The first shout of the protester at LaPierre’s press conference—“stop killing our children”—might equally well have been heard at the testimony about the “born alive” law. And the question posed by the astute Melinda Henneberger back in 2011 about abortion applies equally well to guns: “Is this what an industry that self-regulates looks like?”

Both lobbies raise money by working donors into a frenzy of fear. But in reality, the chances of gun rights being taken away completely are the same as the chances of abortion rights being taken away completely: zero. Our pragmatic, centrist country is ill-represented by such apocalyptic ideologies.

The real issue is not “rights vs. no rights,” but rather precisely which rights are guaranteed by a certain constitutional amendment. Many people think that the National Rifle Association’s interpretation of the second amendment is unjustly tilted toward one kind of liberty, permitting an unregulated proliferation of weapons designed for mass killing. Many people also think that Planned Parenthood’s interpretation of the Fourteenth Amendment bends sophistically toward one kind of liberty, permitting the liberty of one to trump the life of another. And the Supreme Court undergirds, at this point, the constitutional interpretations of both organizations.

Yet in each case, the citizens support a middle way: limitations on gun liberty through increased background checks or bans on assault weapons and high-capacity magazines; and limitations on abortion liberty by drawing a hard line at viability and requiring a more detailed program of informed consent for adults or parental notification for minors.

Let me be clear about my unorthodox comparison: I am not proposing that guns are like abortions.
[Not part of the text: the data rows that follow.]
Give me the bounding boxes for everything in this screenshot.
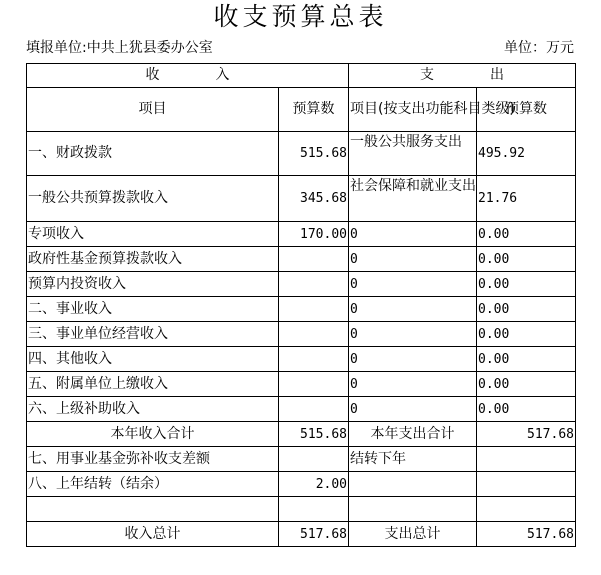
income-value [279, 297, 349, 322]
reporting-unit: 填报单位:中共上犹县委办公室 [26, 40, 213, 56]
expense-item: 0 [349, 347, 477, 372]
income-item: 二、事业收入 [27, 297, 279, 322]
income-value: 345.68 [279, 176, 349, 222]
expense-value: 0.00 [477, 272, 576, 297]
income-header-char-1: 收 [145, 67, 160, 83]
grand-expense-value: 517.68 [477, 522, 576, 547]
income-item: 六、上级补助收入 [27, 397, 279, 422]
grand-income-label: 收入总计 [27, 522, 279, 547]
section-header-row [27, 64, 576, 88]
currency-unit: 单位：万元 [504, 40, 574, 56]
col-expense-item: 项目(按支出功能科目类级) [349, 88, 477, 132]
fund-gap-value [279, 447, 349, 472]
carry-forward-next-label: 结转下年 [349, 447, 477, 472]
expense-item: 0 [349, 247, 477, 272]
last-year-carry-label: 八、上年结转（结余） [27, 472, 279, 497]
expense-value: 21.76 [477, 176, 576, 222]
year-income-total-value: 515.68 [279, 422, 349, 447]
expense-item: 0 [349, 372, 477, 397]
grand-total-row [27, 522, 576, 547]
grand-income-value: 517.68 [279, 522, 349, 547]
empty-cell [349, 497, 477, 522]
expense-item: 0 [349, 272, 477, 297]
income-item: 四、其他收入 [27, 347, 279, 372]
income-item: 专项收入 [27, 222, 279, 247]
page-title: 收支预算总表 [213, 2, 388, 31]
empty-cell [279, 497, 349, 522]
year-expense-total-value: 517.68 [477, 422, 576, 447]
expense-item: 0 [349, 322, 477, 347]
expense-item: 0 [349, 397, 477, 422]
last-year-carry-value: 2.00 [279, 472, 349, 497]
last-year-carry-row [27, 472, 576, 497]
column-header-row [27, 88, 576, 132]
expense-value: 0.00 [477, 347, 576, 372]
table-row [27, 176, 576, 222]
empty-cell [349, 472, 477, 497]
budget-table [26, 63, 576, 547]
table-row [27, 372, 576, 397]
income-header-char-2: 入 [215, 67, 230, 83]
expense-value: 0.00 [477, 397, 576, 422]
expense-value: 0.00 [477, 222, 576, 247]
carry-forward-next-value [477, 447, 576, 472]
expense-value: 495.92 [477, 132, 576, 176]
income-value [279, 322, 349, 347]
empty-cell [477, 472, 576, 497]
income-item: 政府性基金预算拨款收入 [27, 247, 279, 272]
table-row [27, 222, 576, 247]
income-value [279, 397, 349, 422]
table-row [27, 322, 576, 347]
expense-section-header [349, 64, 576, 88]
table-row [27, 132, 576, 176]
income-item: 五、附属单位上缴收入 [27, 372, 279, 397]
table-row [27, 297, 576, 322]
expense-header-char-2: 出 [490, 67, 504, 83]
expense-value: 0.00 [477, 322, 576, 347]
year-total-row [27, 422, 576, 447]
income-value [279, 347, 349, 372]
expense-item: 0 [349, 222, 477, 247]
income-item: 三、事业单位经营收入 [27, 322, 279, 347]
table-row [27, 397, 576, 422]
income-section-header [27, 64, 349, 88]
income-value: 170.00 [279, 222, 349, 247]
income-value: 515.68 [279, 132, 349, 176]
expense-item: 0 [349, 297, 477, 322]
income-item: 一般公共预算拨款收入 [27, 176, 279, 222]
income-value [279, 272, 349, 297]
income-item: 预算内投资收入 [27, 272, 279, 297]
empty-cell [477, 497, 576, 522]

The juxtaposition instead highlights how two powerful lobbies offer ideological and absolute defenses of a liberty which is deemed constitutional in general, but for which citizens overwhelmingly endorse modest limitations.

Ethics in a democratic republic proceeds best when an informed citizenry makes tough decisions about rights and responsibilities. Americans typically demonstrate a keen common sense: in our national trinity of life, liberty, and the pursuit of happiness, we often acknowledge that life comes before liberty. On the loaded questions of gun safety and abortion restrictions, the citizens have proved wiser than our representatives—and the lobbyists who control them.

Michael Peppard is assistant professor of theology at Fordham University in New York.